From the late 1840s until the late 1860s, Britons were less concerned with domestic conflict than with an economic boom occasionally affected by wars and threats of war on the Continent and overseas. The Great Exhibition of 1851 in London symbolized Britain's industrial supremacy. The 10,600-km (6600-mi) railroad network of 1850 more than doubled during the mid-Victorian years, and the telegraph provided instant communication. Inexpensive steel was made possible by Henry Bessemer's process and a boom in steamship building began in the 1860s. In 1857 and 1858, the Sepoy Mutiny was suppressed, and Britain abolished the East India Company, making British India a crown colony. Hong Kong and Singapore served as centers of British trade and influence in China and the South Pacific and the completion of the Suez Canal in 1869 led to a British protectorate over Egypt in 1882. The policies of Joseph Chamberlain contributed to the outbreak of the Boer War in 1899. Britain suffered initial reverses in that war but then captured Johannesburg and Pretoria in 1900. Only after protracted guerrilla warfare, however, was the conflict brought to an end in 1902. By then Queen Victoria was dead.

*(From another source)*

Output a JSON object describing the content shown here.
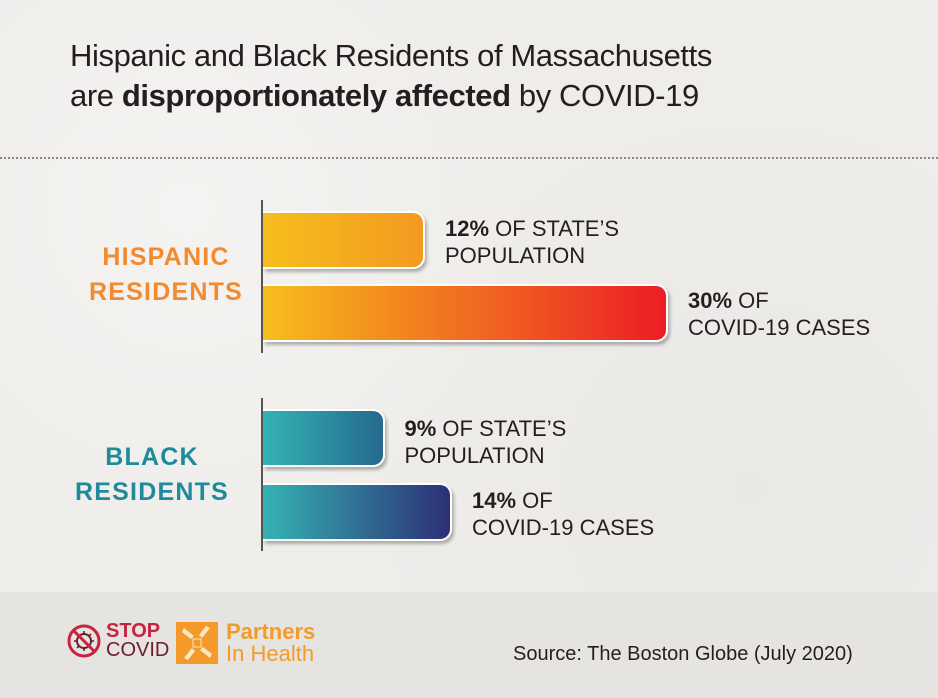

The Picture of Dorian Gray
The Picture of Dorian Gray was arch-aesthete Oscar Wilde's only novel, although he wrote a number of poems and children's stories before it was published in 1890 (in Lippincott's Magazine) and became a very successful playwright in the 1890s themselves. Like much of his work and life, the Gothic melodrama Dorian Gray was controversial. In his preface to the book he famously wrote that, "There is no such thing as a moral or immoral book. Books are well written or badly written. That is all". The novel is a brilliant portrait of vanity and depravity tinged with sadness. The picture of the title is a splendid work painted by Basil Hallward of the orphaned boy Dorian Gray who is the heir to a great fortune. Lord Henry and Hallward discuss the boy and the remarkable painting. Dorian enters and declares that he would give his soul if he were always to be young and the painting instead would grow old. As the story pans out, Dorian leaves his fiancée - the actress Sibyl Vane - because through a single bad performance he claims that she has `killed' his love. She kills herself with poison and Dorian is unaffected. So begins the tale of the boy's descent into low society in London while still giving dinners and musicals for high society. He is inspired by two things: the book Lord Henry sends him that seems to predict his own life in dissecting every virtue and every sin from the past; and secondly the picture of himself which grows steadily older and more vicious looking compared to his own mirror image which remains young. Fanatical about the portrait, he is driven to murder and deception. As others are drawn into this web of evil Dorian himself longs to return to innocence but his method is horrific and tragic.